Andrew Whitford, Westpac's head of Greater China, told local media this week that Australian companies seeking genuine access in China would enjoy enormous benefits from establishing a foothold in the Shanghai FTZ.
"I see companies that are involved in agriculture or companies that are involved in hard commodities that set up in the free trade zone would have enormous opportunities," Whitford told the Australian Financial Review on Thursday.
The Shanghai FTZ opened in late September and its experimental mantra will see 18 mainly services based industries (the majority of which are services based financial, shipping, business, professional, cultural and social), explore commerce with groundbreaking tools from the liberalization of interest rates, RMB convertibility and more liberal foreign investment criteria.

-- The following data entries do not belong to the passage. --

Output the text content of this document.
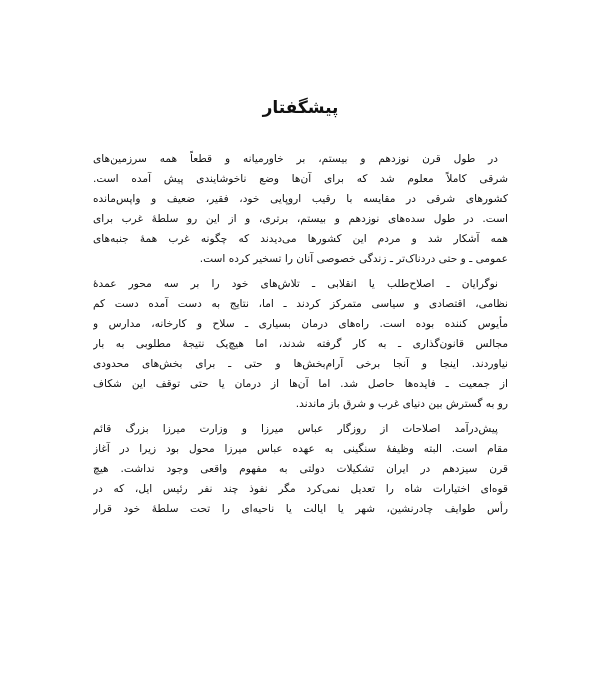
پیشگفتار
در طول قرن نوزدهم و بیستم، بر خاورمیانه و قطعاً همه سرزمین‌های
شرقی کاملاً معلوم شد که برای آن‌ها وضع ناخوشایندی پیش آمده است.
کشورهای شرقی در مقایسه با رقیب اروپایی خود، فقیر، ضعیف و واپس‌مانده
است. در طول سده‌های نوزدهم و بیستم، برتری، و از این رو سلطهٔ غرب برای
همه آشکار شد و مردم این کشورها می‌دیدند که چگونه غرب همهٔ جنبه‌های
عمومی ـ و حتی دردناک‌تر ـ زندگی خصوصی آنان را تسخیر کرده است.
نوگرایان ـ اصلاح‌طلب یا انقلابی ـ تلاش‌های خود را بر سه محور عمدهٔ
نظامی، اقتصادی و سیاسی متمرکز کردند ـ اما، نتایج به دست آمده دست کم
مأیوس کننده بوده است. راه‌های درمان بسیاری ـ سلاح و کارخانه، مدارس و
مجالس قانون‌گذاری ـ به کار گرفته شدند، اما هیچ‌یک نتیجهٔ مطلوبی به بار
نیاوردند. اینجا و آنجا برخی آرام‌بخش‌ها و حتی ـ برای بخش‌های محدودی
از جمعیت ـ فایده‌ها حاصل شد. اما آن‌ها از درمان یا حتی توقف این شکاف
رو به گسترش بین دنیای غرب و شرق باز ماندند.
پیش‌درآمد اصلاحات از روزگار عباس میرزا و وزارت میرزا بزرگ قائم
مقام است. البته وظیفهٔ سنگینی به عهده عباس میرزا محول بود زیرا در آغاز
قرن سیزدهم در ایران تشکیلات دولتی به مفهوم واقعی وجود نداشت. هیچ
قوه‌ای اختیارات شاه را تعدیل نمی‌کرد مگر نفوذ چند نفر رئیس ایل، که در
رأس طوایف چادرنشین، شهر یا ایالت یا ناحیه‌ای را تحت سلطهٔ خود قرار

However, it was the December announcement that foreign companies in the FTZ will be empowered to issue yuan-denominated bonds for repatriation that really ignited local interest.
"As a foreign company setting up in the free trade zone, it is going to be a lot easier to be able to raise funds. Foreign companies will be able to issue RMB bonds and repatriate the funds back offshore or put the funds onshore into China.
"That is a major concession and a major change. That is a significant step forward," Whitford said.
Westpac, Australia's second-biggest bank by market value, and one of the country's four pillar banks (the Big Four), has long held interests in China, having established itself in Hong Kong in 1997 with branches today in Shanghai and Beijing.
Sydney-based entrepreneur and BRIC expert David Thomas told Xinhua that the full convertibility of the Chines currency in the FTZ will allow foreign companies to raise capital through derivatives trading or private share placements.
"A huge step forward for the local financial services industry. "
Thomas said that Australian supporters of the new FTZ are regarding it as an alternative to just sitting and waiting for a free trade deal to materialize.